Сестра придумала свое. Во дворе их дома стоял погреб, сверху лежал насыпной слой земли. Петр Иванович, сторож, каждую весну готовил этот клочок под рассаду, а сторожиха, его жена, поливала и приглядывала. В конце июля с кустов свешивались крупные зеленые, как малахит, помидоры. Каждый плод красив. Но им предстояло еще обратиться в пылающие оранжевые ядра. Толстые волосатые стебли пытались их удержать, одновременно наливая тяжестью. В книгах говорилось о звездах, будто каждая тоже солнце. Он задавался вопросом о могучем стебле, на котором они созревают и, созрев, падают, набитые семенами жизни. Тут он останавливался, стараясь себе их представить сквозь ослепительную сетку лучей. У спелого яблока зерна просвечивали в глубине, у помидора никогда. Может быть, ветви Млечного Пути отходят от стебля или сразу от корня, как у некоторых тропических растений.

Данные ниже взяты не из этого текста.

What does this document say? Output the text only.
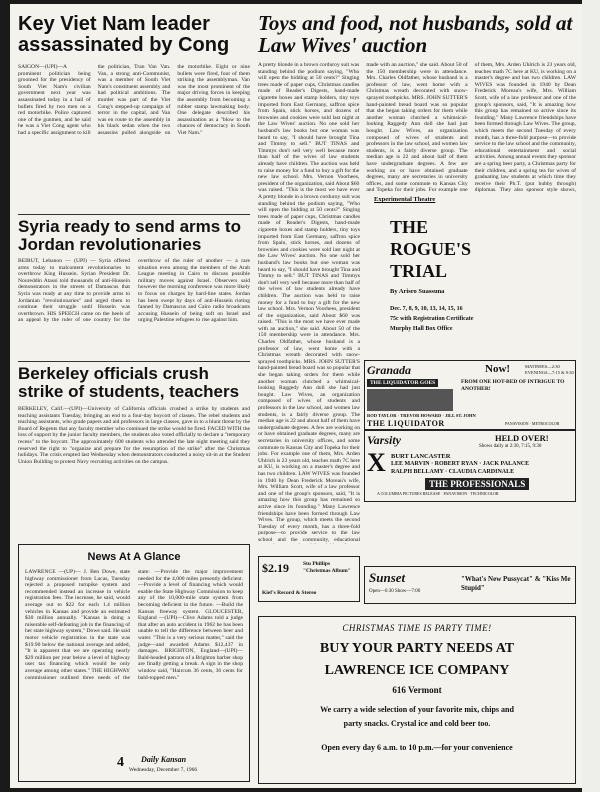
Key Viet Nam leader assassinated by Cong

SAIGON—(UPI)—A prominent politician being groomed for the presidency of South Viet Nam's civilian government next year was assassinated today in a hail of bullets fired by two men on a red motorbike. Police captured one of the gunmen, and he said he was a Viet Cong agent who had a specific assignment to kill the politician, Tran Van Van. Van, a strong anti-Communist, was a member of South Viet Nam's constituent assembly and had political ambitions. The murder was part of the Viet Cong's stepped-up campaign of terror in the capital, and Van was en route to the assembly in his black sedan when the two assassins pulled alongside on the motorbike. Eight or nine bullets were fired, four of them striking the assemblyman. Van was the most prominent of the major driving forces in keeping the assembly from becoming a rubber stamp lawmaking body. One delegate described his assassination as a "blow to the chances of democracy in South Viet Nam."

Syria ready to send arms to Jordan revolutionaries

BEIRUT, Lebanon — (UPI) — Syria offered arms today to malcontent revolutionaries to overthrow King Hussein. Syrian President Dr. Noureddin Atassi told thousands of anti-Hussein demonstrators in the streets of Damascus that Syria was ready at any time to provide arms to Jordanian "revolutionaries" and urged them to continue their struggle until Hussein was overthrown. HIS SPEECH came on the heels of an appeal by the ruler of one country for the overthrow of the ruler of another — a rare situation even among the members of the Arab League meeting in Cairo to discuss possible military moves against Israel. Observers said however the morning conference was more likely to focus on charges by hard-line states. Jordan has been swept by days of anti-Hussein rioting fanned by Damascus and Cairo radio broadcasts accusing Hussein of being soft on Israel and urging Palestine refugees to rise against him.

Berkeley officials crush strike of students, teachers

BERKELEY, Calif.—(UPI)—University of California officials crushed a strike by students and teaching assistants Tuesday, bringing an end to a four-day boycott of classes. The rebel students and teaching assistants, who grade papers and aid professors in large classes, gave in to a blunt threat by the Board of Regents that any faculty member who continued the strike would be fired. FACED WITH the loss of support by the junior faculty members, the students also voted officially to declare a "temporary recess" to the boycott. The approximately 600 students who attended the late night meeting said they reserved the right to "organize and prepare for the resumption of the strike" after the Christmas holidays. The crisis erupted last Wednesday when demonstrators conducted a noisy sit-in at the Student Union Building to protest Navy recruiting activities on the campus.

News At A Glance

LAWRENCE —(UP)— J. Ben Dowe, state highway commissioner from Lucas, Tuesday rejected a proposed turnpike system and recommended instead an increase in vehicle registration fees. The increase, he said, would average out to $22 for each 1.4 million vehicles in Kansas and provide an estimated $30 million annually. "Kansas is doing a miserable self-defeating job in the financing of her state highway system," Dowe said. He said motor vehicle registration in the state was $19.90 below the national average and added, "It is apparent that we are operating nearly $29 million per year below a level of highway user tax financing which would be only average among other states." THE HIGHWAY commissioner outlined three needs of the state: —Provide the major improvement needed for the 4,000 miles presently deficient. —Provide a level of financing which would enable the State Highway Commission to keep any of the 10,000-mile state system from becoming deficient in the future. —Build the Kansas freeway system. GLOUCESTER, England —(UPI)—Clive Adams told a judge that after an auto accident in 1962 he has been unable to tell the difference between beer and water. "This is a very serious matter," said the judge—and awarded Adams $12,437 in damages. BRIGHTON, England—(UPI)—Bald-headed patrons of a Brighton barber shop are finally getting a break. A sign in the shop window said, "Haircuts 36 cents, 36 cents for bald-topped men."

4 Daily Kansan
Wednesday, December 7, 1966
Toys and food, not husbands, sold at Law Wives' auction

A pretty blonde in a brown corduroy suit was standing behind the podium saying, "Who will open the bidding at 50 cents?" Singing trees made of paper cups, Christmas candles made of Reader's Digests, hand-made cigarette boxes and stamp holders, tiny toys imported from East Germany, saffron spice from Spain, stick horses, and dozens of brownies and cookies were sold last night at the Law Wives' auction. No one sold her husband's law books but one woman was heard to say, "I should have brought Tina and Timmy to sell." BUT TINAS and Timmys don't sell very well because more than half of the wives of law students already have children. The auction was held to raise money for a fund to buy a gift for the new law school. Mrs. Vernon Voorhees, president of the organization, said About $60 was raised. "This is the most we have ever made with an auction," she said. About 50 of the 150 membership were in attendance. Mrs. Charles Oldfather, whose husband is a professor of law, went home with a Christmas wreath decorated with snow-sprayed toothpicks. MRS. JOHN SUTTER'S hand-painted bread board was so popular that she began taking orders for them while another woman clutched a whimsical-looking Raggedy Ann doll she had just bought. Law Wives, an organization composed of wives of students and professors in the law school, and women law students, is a fairly diverse group. The median age is 22 and about half of them have undergraduate degrees. A few are working on or have obtained graduate degrees, many are secretaries in university offices, and some commute to Kansas City and Topeka for their jobs. For example one of them, Mrs. Arden Uhlrich is 23 years old, teaches math 7C here at KU, is working on a master's degree and has two children. LAW WIVES was founded in 1940 by Dean Frederick Moreau's wife, Mrs. William Scott, wife of a law professor and one of the group's sponsors, said, "It is amazing how this group has remained so active since its founding." Many Lawrence friendships have been formed through Law Wives. The group, which meets the second Tuesday of every month, has a three-fold purpose—to provide service to the law school and the community, educational entertainment and social activities. Among annual events they sponsor are a spring beer party, a Christmas party for their children, and a spring tea for wives of graduating law students at which time they receive their Ph.T. (put hubby through) diplomas. They also sponsor style shows,

A pretty blonde in a brown corduroy suit was standing behind the podium saying, "Who will open the bidding at 50 cents?" Singing trees made of paper cups, Christmas candles made of Reader's Digests, hand-made cigarette boxes and stamp holders, tiny toys imported from East Germany, saffron spice from Spain, stick horses, and dozens of brownies and cookies were sold last night at the Law Wives' auction. No one sold her husband's law books but one woman was heard to say, "I should have brought Tina and Timmy to sell." BUT TINAS and Timmys don't sell very well because more than half of the wives of law students already have children. The auction was held to raise money for a fund to buy a gift for the new law school. Mrs. Vernon Voorhees, president of the organization, said About $60 was raised. "This is the most we have ever made with an auction," she said. About 50 of the 150 membership were in attendance. Mrs. Charles Oldfather, whose husband is a professor of law, went home with a Christmas wreath decorated with snow-sprayed toothpicks. MRS. JOHN SUTTER'S hand-painted bread board was so popular that she began taking orders for them while another woman clutched a whimsical-looking Raggedy Ann doll she had just bought. Law Wives, an organization composed of wives of students and professors in the law school, and women law students, is a fairly diverse group. The median age is 22 and about half of them have undergraduate degrees. A few are working on or have obtained graduate degrees, many are secretaries in university offices, and some commute to Kansas City and Topeka for their jobs. For example one of them, Mrs. Arden Uhlrich is 23 years old, teaches math 7C here at KU, is working on a master's degree and has two children. LAW WIVES was founded in 1940 by Dean Frederick Moreau's wife, Mrs. William Scott, wife of a law professor and one of the group's sponsors, said, "It is amazing how this group has remained so active since its founding." Many Lawrence friendships have been formed through Law Wives. The group, which meets the second Tuesday of every month, has a three-fold purpose—to provide service to the law school and the community, educational

Experimental Theatre
THE
ROGUE'S
TRIAL
By Arisro Suassuna
Dec. 7, 8, 9, 10, 13, 14, 15, 16
75c with Registration Certificate
Murphy Hall Box Office
Granada	Now!	MATINEES—2:30
EVENINGS—7:15 & 9:30
THE LIQUIDATOR GOES	FROM ONE HOT-BED OF INTRIGUE TO ANOTHER!
ROD TAYLOR · TREVOR HOWARD · JILL ST. JOHN
THE LIQUIDATOR	PANAVISION · METROCOLOR
Varsity	HELD OVER!
Shows daily at 2:30, 7:15, 9:30
X BURT LANCASTER
LEE MARVIN · ROBERT RYAN · JACK PALANCE
RALPH BELLAMY · CLAUDIA CARDINALE
THE PROFESSIONALS
A COLUMBIA PICTURES RELEASE · PANAVISION · TECHNICOLOR
$2.19	Stu Phillips "Christmas Album"
Kief's Record & Stereo
Sunset
Open—6:30 Show—7:00
"What's New Pussycat" & "Kiss Me Stupid"
CHRISTMAS TIME IS PARTY TIME!
BUY YOUR PARTY NEEDS AT
LAWRENCE ICE COMPANY
616 Vermont
We carry a wide selection of your favorite mix, chips and
party snacks. Crystal ice and cold beer too.
Open every day 6 a.m. to 10 p.m.—for your convenience
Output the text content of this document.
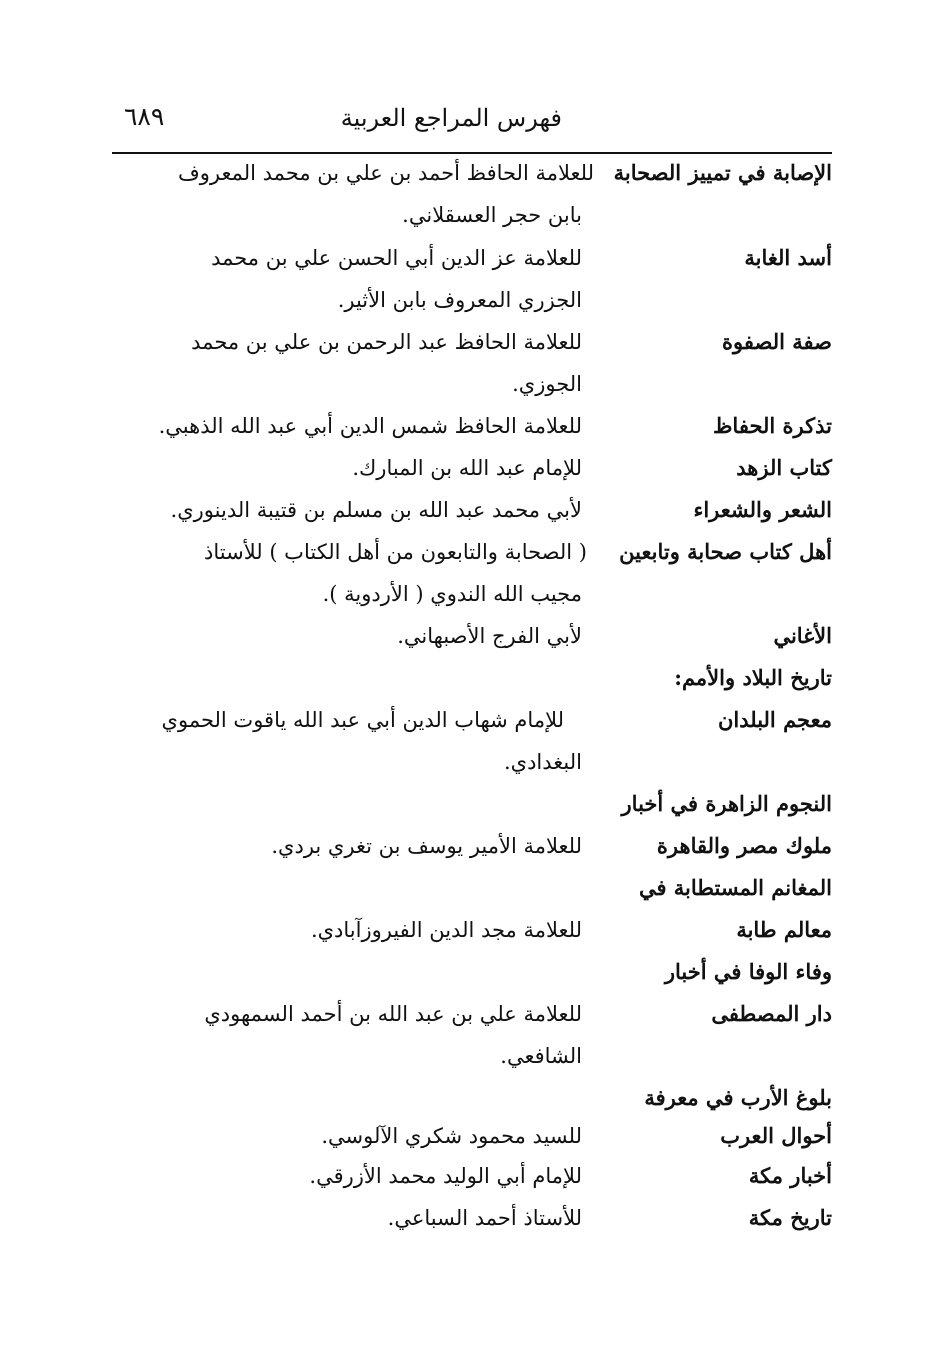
فهرس المراجع العربية
٦٨٩
الإصابة في تمييز الصحابة
للعلامة الحافظ أحمد بن علي بن محمد المعروف
بابن حجر العسقلاني.
أسد الغابة
للعلامة عز الدين أبي الحسن علي بن محمد
الجزري المعروف بابن الأثير.
صفة الصفوة
للعلامة الحافظ عبد الرحمن بن علي بن محمد
الجوزي.
تذكرة الحفاظ
للعلامة الحافظ شمس الدين أبي عبد الله الذهبي.
كتاب الزهد
للإمام عبد الله بن المبارك.
الشعر والشعراء
لأبي محمد عبد الله بن مسلم بن قتيبة الدينوري.
أهل كتاب صحابة وتابعين
( الصحابة والتابعون من أهل الكتاب ) للأستاذ
مجيب الله الندوي ( الأردوية ).
الأغاني
لأبي الفرج الأصبهاني.
تاريخ البلاد والأمم:
معجم البلدان
للإمام شهاب الدين أبي عبد الله ياقوت الحموي
البغدادي.
النجوم الزاهرة في أخبار
ملوك مصر والقاهرة
للعلامة الأمير يوسف بن تغري بردي.
المغانم المستطابة في
معالم طابة
للعلامة مجد الدين الفيروزآبادي.
وفاء الوفا في أخبار
دار المصطفى
للعلامة علي بن عبد الله بن أحمد السمهودي
الشافعي.
بلوغ الأرب في معرفة
أحوال العرب
للسيد محمود شكري الآلوسي.
أخبار مكة
للإمام أبي الوليد محمد الأزرقي.
تاريخ مكة
للأستاذ أحمد السباعي.
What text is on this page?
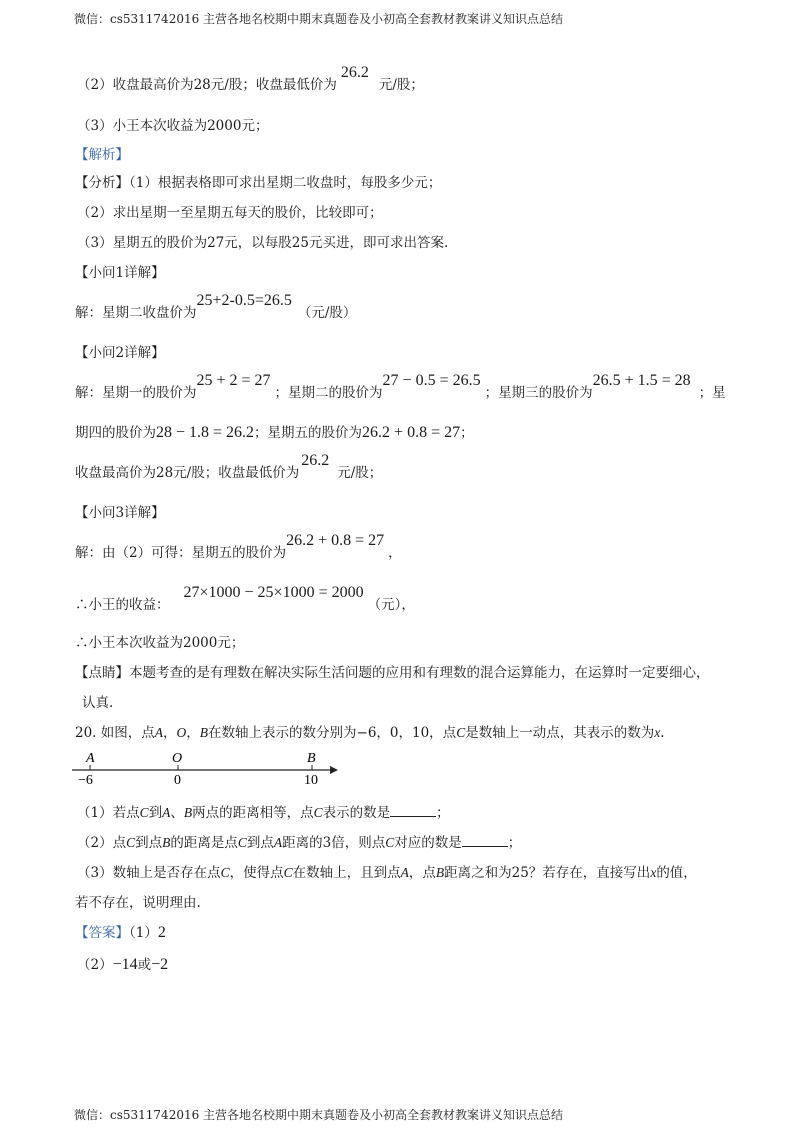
微信：cs5311742016 主营各地名校期中期末真题卷及小初高全套教材教案讲义知识点总结
（2）收盘最高价为28元/股；收盘最低价为26.2元/股；
（3）小王本次收益为2000元；
【解析】
【分析】（1）根据表格即可求出星期二收盘时，每股多少元；
（2）求出星期一至星期五每天的股价，比较即可；
（3）星期五的股价为27元，以每股25元买进，即可求出答案.
【小问1详解】
解：星期二收盘价为25+2-0.5=26.5（元/股）
【小问2详解】
解：星期一的股价为25 + 2 = 27；星期二的股价为27 − 0.5 = 26.5；星期三的股价为26.5 + 1.5 = 28；星
期四的股价为28 − 1.8 = 26.2；星期五的股价为26.2 + 0.8 = 27；
收盘最高价为28元/股；收盘最低价为26.2元/股；
【小问3详解】
解：由（2）可得：星期五的股价为26.2 + 0.8 = 27，
∴小王的收益：27×1000 − 25×1000 = 2000（元），
∴小王本次收益为2000元；
【点睛】本题考查的是有理数在解决实际生活问题的应用和有理数的混合运算能力，在运算时一定要细心，
认真.
20. 如图，点A，O，B在数轴上表示的数分别为−6，0，10，点C是数轴上一动点，其表示的数为x.
A	O	B
−6	0	10
（1）若点C到A、B两点的距离相等，点C表示的数是	；
（2）点C到点B的距离是点C到点A距离的3倍，则点C对应的数是	；
（3）数轴上是否存在点C，使得点C在数轴上，且到点A，点B距离之和为25？若存在，直接写出x的值，
若不存在，说明理由.
【答案】（1）2
（2）−14或−2
微信：cs5311742016 主营各地名校期中期末真题卷及小初高全套教材教案讲义知识点总结
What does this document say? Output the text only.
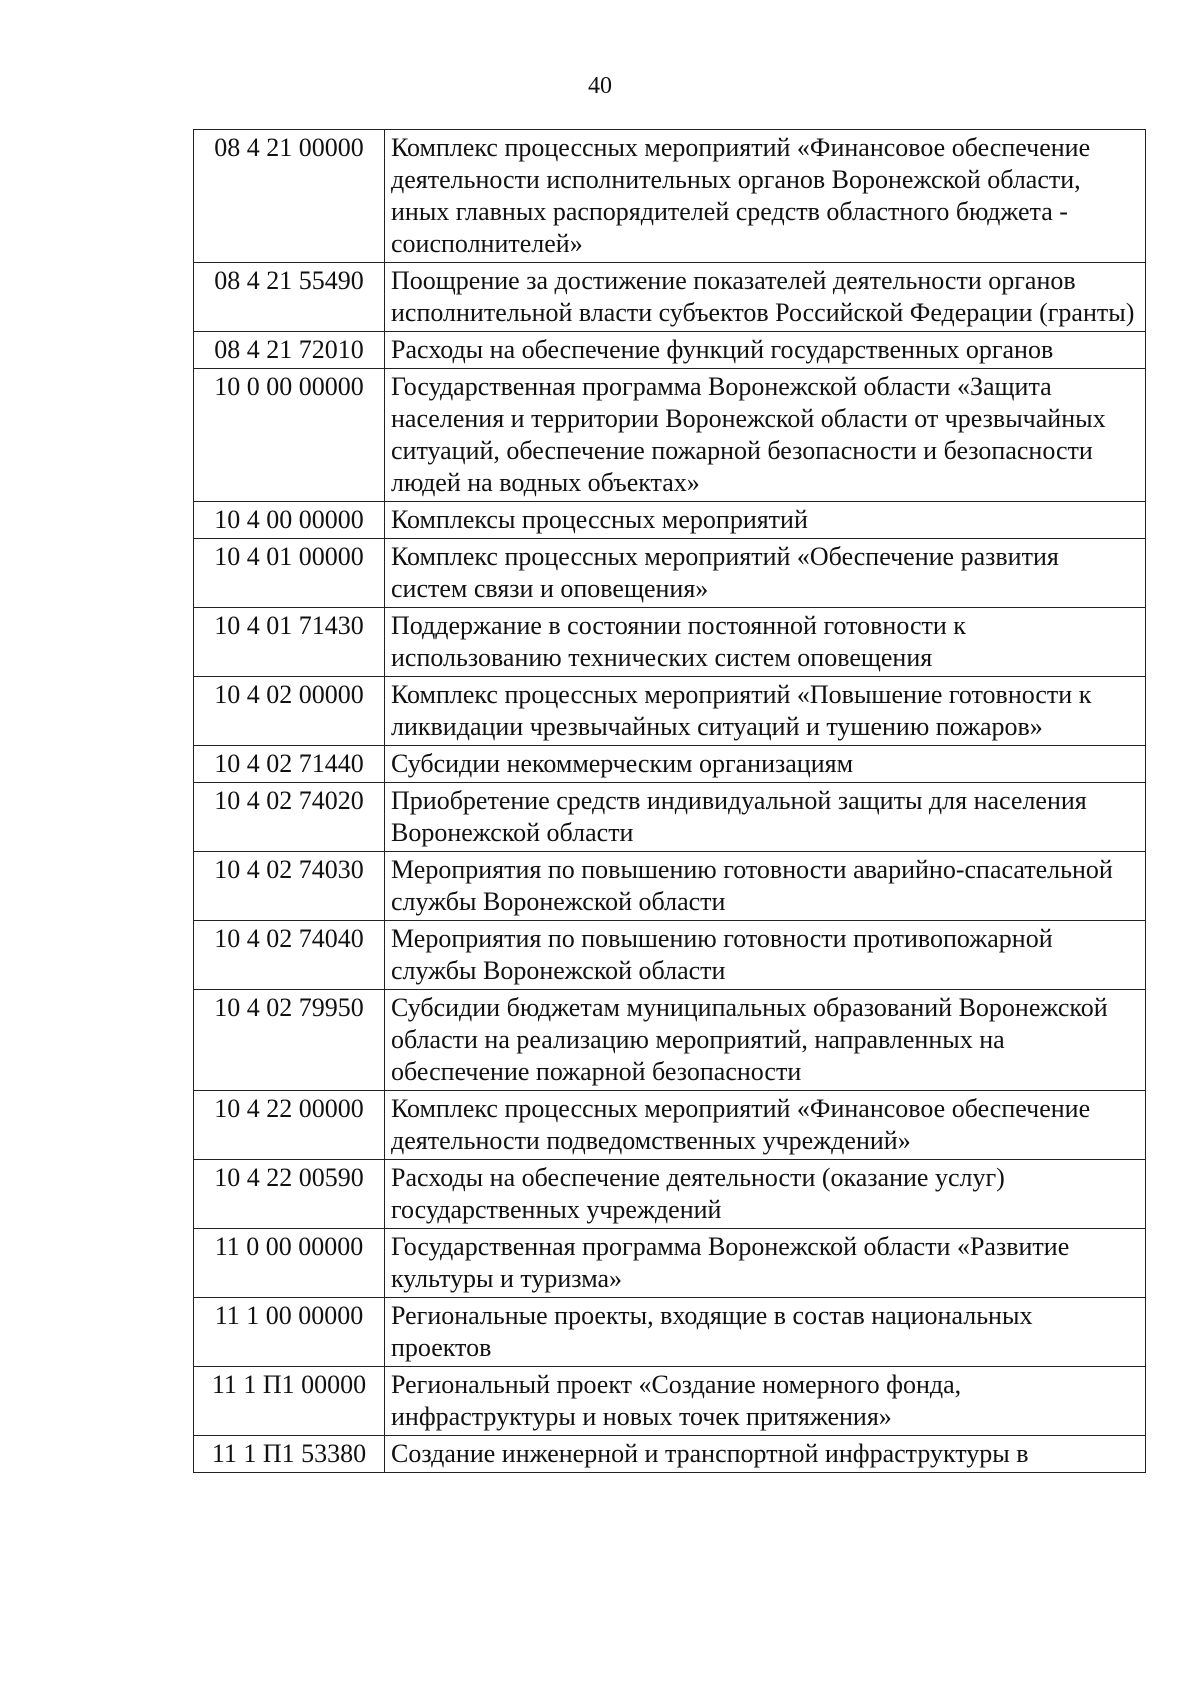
40
08 4 21 00000	Комплекс процессных мероприятий «Финансовое обеспечение деятельности исполнительных органов Воронежской области, иных главных распорядителей средств областного бюджета - соисполнителей»
08 4 21 55490	Поощрение за достижение показателей деятельности органов исполнительной власти субъектов Российской Федерации (гранты)
08 4 21 72010	Расходы на обеспечение функций государственных органов
10 0 00 00000	Государственная программа Воронежской области «Защита населения и территории Воронежской области от чрезвычайных ситуаций, обеспечение пожарной безопасности и безопасности людей на водных объектах»
10 4 00 00000	Комплексы процессных мероприятий
10 4 01 00000	Комплекс процессных мероприятий «Обеспечение развития систем связи и оповещения»
10 4 01 71430	Поддержание в состоянии постоянной готовности к использованию технических систем оповещения
10 4 02 00000	Комплекс процессных мероприятий «Повышение готовности к ликвидации чрезвычайных ситуаций и тушению пожаров»
10 4 02 71440	Субсидии некоммерческим организациям
10 4 02 74020	Приобретение средств индивидуальной защиты для населения Воронежской области
10 4 02 74030	Мероприятия по повышению готовности аварийно-спасательной службы Воронежской области
10 4 02 74040	Мероприятия по повышению готовности противопожарной службы Воронежской области
10 4 02 79950	Субсидии бюджетам муниципальных образований Воронежской области на реализацию мероприятий, направленных на обеспечение пожарной безопасности
10 4 22 00000	Комплекс процессных мероприятий «Финансовое обеспечение деятельности подведомственных учреждений»
10 4 22 00590	Расходы на обеспечение деятельности (оказание услуг) государственных учреждений
11 0 00 00000	Государственная программа Воронежской области «Развитие культуры и туризма»
11 1 00 00000	Региональные проекты, входящие в состав национальных проектов
11 1 П1 00000	Региональный проект «Создание номерного фонда, инфраструктуры и новых точек притяжения»
11 1 П1 53380	Создание инженерной и транспортной инфраструктуры в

Сестра выбирала самые крупные ядра, по одному с куста, чтобы сторожиха не заподозрила, и ела их с солью. Потом он узнал, что в помидорах много всяких полезных веществ и есть даже белок, но люди едят для сытости хлеб, а помидоры ради вкуса. Если нет сытости, зачем же вкус. Она догадалась о белке. Скорее всего, потому, что в этом ей помогло магнитное поле, которое Максим еще слабо чувствовал. Деньги он все-таки нашел. Красную десятку. И не в глухом закутке, а несколько сбоку от лавки. Ее не подобрали, так как в парке днем было совсем пусто.

На другой день мать восстановили на работе, удержав из зарплаты недостачу. На проходной из военного городка, где находилась столовая, иногда останавливали, проверяя, кто что несет. На всякий случай она пошла кружным путем. В сумке кроме риса и котлет были пластинки сыра, порционное сливочное масло, копченая колбаса, нарезанная тонкими кружками, и даже печенье. К колбасе, нашпигованной салом, он относился благоговейно. Сам ее вид говорил о чем-то необычном и редком. В магазине выбрасывали дешевый ливер, народ брал его в приступ.